There will always be room on the couch, but as game makers realize that people actually want to get off of their couches to play games, these companies will try to create physically active experiences. In doing so, they’ll continue to chip away the traditional image of a sedentary gamer.
Games are just fun
In compiling all of the research and insight as to why games are beneficial, we find ourselves wondering why gamers feel the need to justify the hobby more fiercely than a voracious movie-lover or an avid reader. Why can’t we just say the benefit of gaming is entertainment—having fun? Why must we justify this hobby any other way?

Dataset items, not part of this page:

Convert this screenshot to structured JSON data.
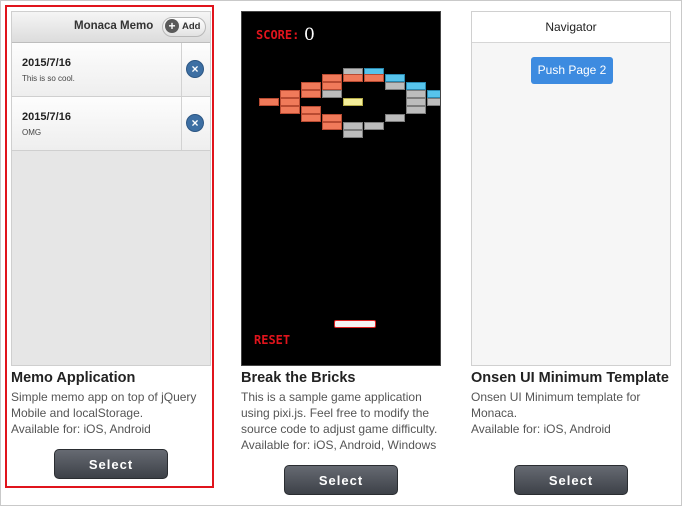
{
  "templates": [
    {
      "title": "Memo Application",
      "description": "Simple memo app on top of jQuery Mobile and localStorage.",
      "available": "Available for: iOS, Android",
      "button_label": "Select",
      "preview": {
        "header_title": "Monaca Memo",
        "add_label": "Add",
        "rows": [
          {
            "date": "2015/7/16",
            "text": "This is so cool."
          },
          {
            "date": "2015/7/16",
            "text": "OMG"
          }
        ]
      }
    },
    {
      "title": "Break the Bricks",
      "description": "This is a sample game application using pixi.js. Feel free to modify the source code to adjust game difficulty.",
      "available": "Available for: iOS, Android, Windows",
      "button_label": "Select",
      "preview": {
        "score_label": "SCORE:",
        "score_value": "0",
        "reset_label": "RESET"
      }
    },
    {
      "title": "Onsen UI Minimum Template",
      "description": "Onsen UI Minimum template for Monaca.",
      "available": "Available for: iOS, Android",
      "button_label": "Select",
      "preview": {
        "navbar_title": "Navigator",
        "push_label": "Push Page 2"
      }
    }
  ],
  "selected_index": 0,
  "colors": {
    "selection_border": "#e0141c",
    "button_bg": "#4a4e55",
    "onsen_accent": "#3d8be0"
  }
}
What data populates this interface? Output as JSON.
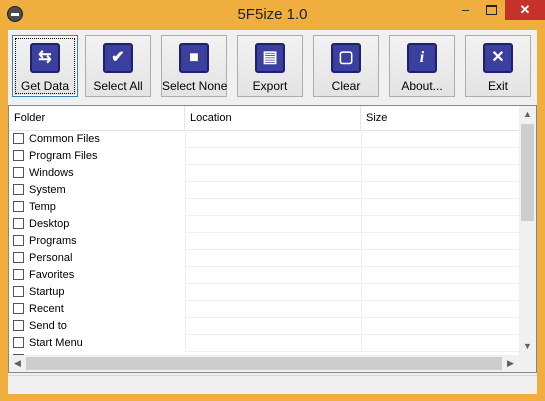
{
  "app": {
    "title": "5F5ize 1.0"
  },
  "titlebar": {
    "minimize": "–",
    "close": "✕"
  },
  "toolbar": {
    "buttons": [
      {
        "label": "Get Data",
        "icon": "folder-icon",
        "glyph": "⇆"
      },
      {
        "label": "Select All",
        "icon": "checkmark-icon",
        "glyph": "✔"
      },
      {
        "label": "Select None",
        "icon": "square-icon",
        "glyph": "■"
      },
      {
        "label": "Export",
        "icon": "export-icon",
        "glyph": "▤"
      },
      {
        "label": "Clear",
        "icon": "clear-icon",
        "glyph": "▢"
      },
      {
        "label": "About...",
        "icon": "info-icon",
        "glyph": "i"
      },
      {
        "label": "Exit",
        "icon": "close-x-icon",
        "glyph": "✕"
      }
    ]
  },
  "list": {
    "columns": [
      "Folder",
      "Location",
      "Size"
    ],
    "rows": [
      "Common Files",
      "Program Files",
      "Windows",
      "System",
      "Temp",
      "Desktop",
      "Programs",
      "Personal",
      "Favorites",
      "Startup",
      "Recent",
      "Send to",
      "Start Menu"
    ]
  },
  "scrollbar": {
    "up": "▲",
    "down": "▼",
    "left": "◀",
    "right": "▶"
  },
  "colors": {
    "titlebar": "#f0ae3e",
    "close": "#c7312b",
    "icon_fill": "#3b3f9e"
  }
}
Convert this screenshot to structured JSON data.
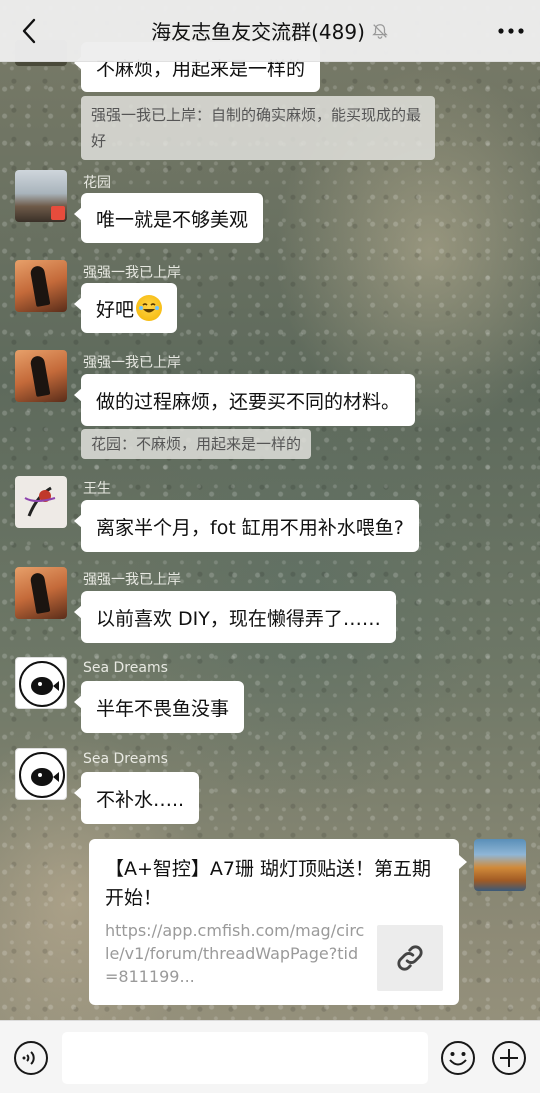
{
  "header": {
    "title": "海友志鱼友交流群(489)",
    "back_icon": "back-chevron-icon",
    "mute_icon": "bell-muted-icon",
    "more_icon": "more-dots-icon"
  },
  "messages": [
    {
      "bubble_text": "不麻烦，用起来是一样的",
      "quote_text": "强强一我已上岸：自制的确实麻烦，能买现成的最好"
    },
    {
      "sender": "花园",
      "bubble_text": "唯一就是不够美观"
    },
    {
      "sender": "强强一我已上岸",
      "bubble_text": "好吧"
    },
    {
      "sender": "强强一我已上岸",
      "bubble_text": "做的过程麻烦，还要买不同的材料。",
      "quote_text": "花园：不麻烦，用起来是一样的"
    },
    {
      "sender": "王生",
      "bubble_text": "离家半个月，fot 缸用不用补水喂鱼?"
    },
    {
      "sender": "强强一我已上岸",
      "bubble_text": "以前喜欢 DIY，现在懒得弄了……"
    },
    {
      "sender": "Sea Dreams",
      "bubble_text": "半年不畏鱼没事"
    },
    {
      "sender": "Sea Dreams",
      "bubble_text": "不补水….."
    }
  ],
  "link_card": {
    "title": "【A+智控】A7珊 瑚灯顶贴送！第五期开始！",
    "url": "https://app.cmfish.com/mag/circle/v1/forum/threadWapPage?tid=811199...",
    "thumb_icon": "link-icon"
  },
  "input_bar": {
    "voice_icon": "voice-icon",
    "emoji_icon": "emoji-icon",
    "plus_icon": "plus-icon"
  }
}
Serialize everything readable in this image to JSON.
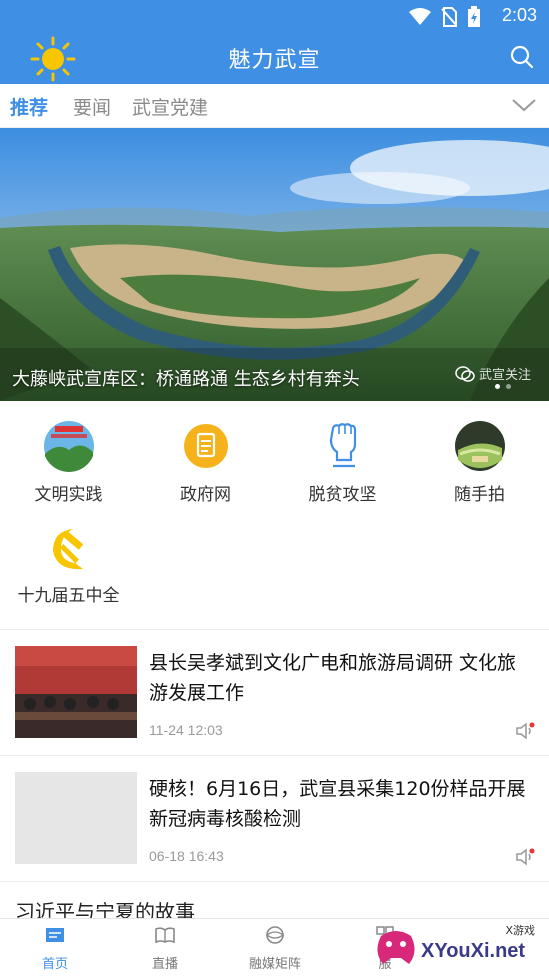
{
  "status_bar": {
    "time": "2:03"
  },
  "app_bar": {
    "title": "魅力武宣"
  },
  "tabs": [
    {
      "label": "推荐",
      "active": true
    },
    {
      "label": "要闻",
      "active": false
    },
    {
      "label": "武宣党建",
      "active": false
    }
  ],
  "banner": {
    "caption": "大藤峡武宣库区：桥通路通 生态乡村有奔头",
    "watermark": "武宣关注"
  },
  "shortcuts": [
    {
      "label": "文明实践",
      "icon": "civilization-badge-icon"
    },
    {
      "label": "政府网",
      "icon": "document-icon"
    },
    {
      "label": "脱贫攻坚",
      "icon": "fist-icon"
    },
    {
      "label": "随手拍",
      "icon": "camera-photo-icon"
    },
    {
      "label": "十九届五中全",
      "icon": "hammer-sickle-icon"
    }
  ],
  "news": [
    {
      "headline": "县长吴孝斌到文化广电和旅游局调研 文化旅游发展工作",
      "date": "11-24 12:03"
    },
    {
      "headline": "硬核！6月16日，武宣县采集120份样品开展新冠病毒核酸检测",
      "date": "06-18 16:43"
    }
  ],
  "partial_headline": "习近平与宁夏的故事",
  "bottom_nav": [
    {
      "label": "首页",
      "active": true
    },
    {
      "label": "直播",
      "active": false
    },
    {
      "label": "融媒矩阵",
      "active": false
    },
    {
      "label": "服",
      "active": false
    }
  ],
  "promo": {
    "text": "XYouXi.net",
    "small": "X游戏"
  },
  "colors": {
    "primary": "#3f8fe5",
    "sun": "#f7c600",
    "party_red": "#d8252a"
  }
}
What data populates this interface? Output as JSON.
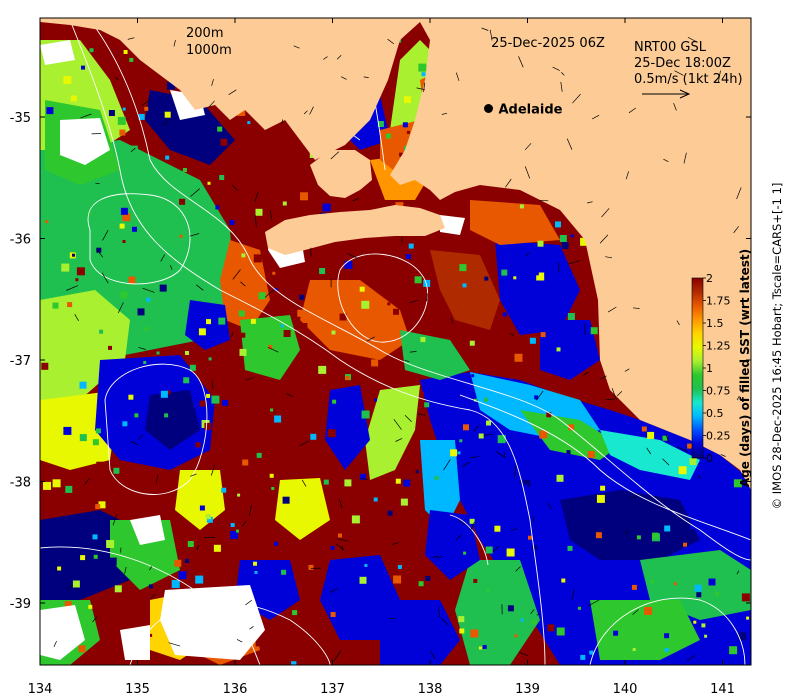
{
  "map": {
    "timestamp": "25-Dec-2025 06Z",
    "product": {
      "line1": "NRT00 GSL",
      "line2": "25-Dec 18:00Z",
      "line3": "0.5m/s (1kt 24h)"
    },
    "isobath_legend": {
      "shallow": "200m",
      "deep": "1000m"
    },
    "place": {
      "name": "Adelaide",
      "lon": 138.6,
      "lat": -34.93
    },
    "credit": "© IMOS 28-Dec-2025 16:45 Hobart; Tscale=CARS+[-1 1]",
    "x_axis": {
      "ticks": [
        134,
        135,
        136,
        137,
        138,
        139,
        140,
        141
      ],
      "tick_labels": [
        "134",
        "135",
        "136",
        "137",
        "138",
        "139",
        "140",
        "141"
      ],
      "range": [
        134,
        141.3
      ]
    },
    "y_axis": {
      "ticks": [
        -35,
        -36,
        -37,
        -38,
        -39
      ],
      "tick_labels": [
        "-35",
        "-36",
        "-37",
        "-38",
        "-39"
      ],
      "range": [
        -39.5,
        -34.2
      ]
    },
    "colorbar": {
      "label": "Age (days) of filled SST (wrt latest)",
      "ticks": [
        0,
        0.25,
        0.5,
        0.75,
        1,
        1.25,
        1.5,
        1.75,
        2
      ],
      "tick_labels": [
        "0",
        "0.25",
        "0.5",
        "0.75",
        "1",
        "1.25",
        "1.5",
        "1.75",
        "2"
      ],
      "range": [
        0,
        2
      ],
      "colors": [
        "#00007f",
        "#0000d8",
        "#0050ff",
        "#00b8ff",
        "#18e8d0",
        "#20c050",
        "#2ec82e",
        "#a8f030",
        "#e8f800",
        "#ffd400",
        "#ff9600",
        "#e85800",
        "#b02a00",
        "#8a0000"
      ]
    },
    "colors": {
      "land": "#fdcc96",
      "water_gap": "#ffffff",
      "contour": "#ffffff"
    }
  }
}
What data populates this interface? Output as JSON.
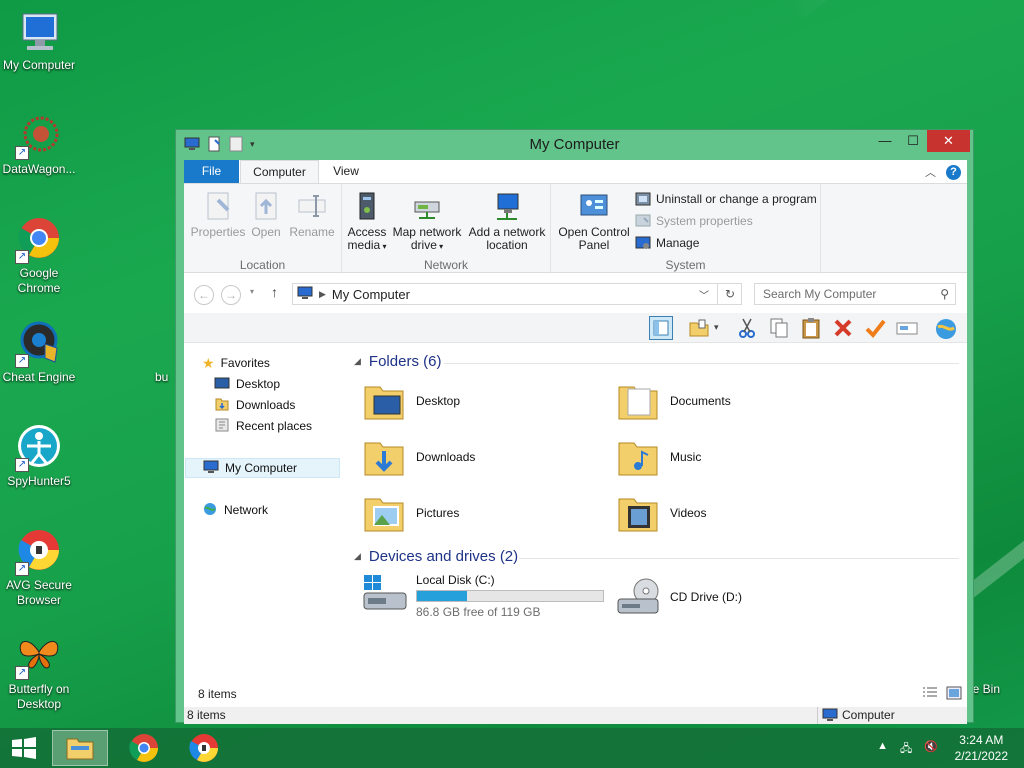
{
  "desktop": {
    "icons": [
      {
        "label": "My Computer",
        "icon": "computer-icon"
      },
      {
        "label": "DataWagon...",
        "icon": "datawagon-icon"
      },
      {
        "label": "Google Chrome",
        "icon": "chrome-icon"
      },
      {
        "label": "Cheat Engine",
        "icon": "cheat-engine-icon"
      },
      {
        "label": "SpyHunter5",
        "icon": "spyhunter-icon"
      },
      {
        "label": "AVG Secure Browser",
        "icon": "avg-browser-icon"
      },
      {
        "label": "Butterfly on Desktop",
        "icon": "butterfly-icon"
      }
    ],
    "partial_label_left": "bu",
    "partial_label_right": "le Bin"
  },
  "window": {
    "title": "My Computer",
    "tabs": {
      "file": "File",
      "computer": "Computer",
      "view": "View"
    },
    "ribbon": {
      "location": {
        "label": "Location",
        "properties": "Properties",
        "open": "Open",
        "rename": "Rename"
      },
      "network": {
        "label": "Network",
        "access_media_1": "Access",
        "access_media_2": "media",
        "map_drive_1": "Map network",
        "map_drive_2": "drive",
        "add_location_1": "Add a network",
        "add_location_2": "location"
      },
      "system": {
        "label": "System",
        "open_cp_1": "Open Control",
        "open_cp_2": "Panel",
        "uninstall": "Uninstall or change a program",
        "sys_props": "System properties",
        "manage": "Manage"
      }
    },
    "address": {
      "path": "My Computer",
      "search_placeholder": "Search My Computer"
    },
    "nav": {
      "favorites": "Favorites",
      "desktop": "Desktop",
      "downloads": "Downloads",
      "recent": "Recent places",
      "my_computer": "My Computer",
      "network": "Network"
    },
    "folders_header": "Folders (6)",
    "folders": [
      "Desktop",
      "Documents",
      "Downloads",
      "Music",
      "Pictures",
      "Videos"
    ],
    "devices_header": "Devices and drives (2)",
    "drives": {
      "c_name": "Local Disk (C:)",
      "c_free": "86.8 GB free of 119 GB",
      "c_used_fraction": 0.27,
      "d_name": "CD Drive (D:)"
    },
    "status_inner": "8 items",
    "status_outer": "8 items",
    "status_location": "Computer"
  },
  "taskbar": {
    "time": "3:24 AM",
    "date": "2/21/2022"
  },
  "colors": {
    "accent": "#1979ca",
    "desktop": "#13994a",
    "window_border": "#62c48a"
  }
}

Fernandez muses, “Indeed ‘fun’ can be seen as a goal in itself … The problem is that we confuse gaming as a vehicle with gaming as content. Gaming as vehicle is arguably great—it allows for interactivity, engagement. Gaming as content, well, it depends. It is not the same to play a bloody shooter game as it is to Tetris or Rise of Nations, so the field should do a better job at explaining to mainstream society the diversity of games and dispel some myths.”
A final note
While the conclusion that games have some truly valuable qualities is valid, it must be said that a lot of the benefits of gaming can also be achieved through more traditional means: playing sports can improve hand-eye coordination; imagination can be stimulated by a beautiful painting or book; social skills can develop by joining a bowling league; and so on.
Fernandez explains, “’Real world’ activities do bring benefits, and games do too. It simply matters how we use them.
“… Talking about ‘games’ in general is as useful as talking about ‘books’ in general: There are good and bad games, and good and bad books; some are pointless, some are stimulating.”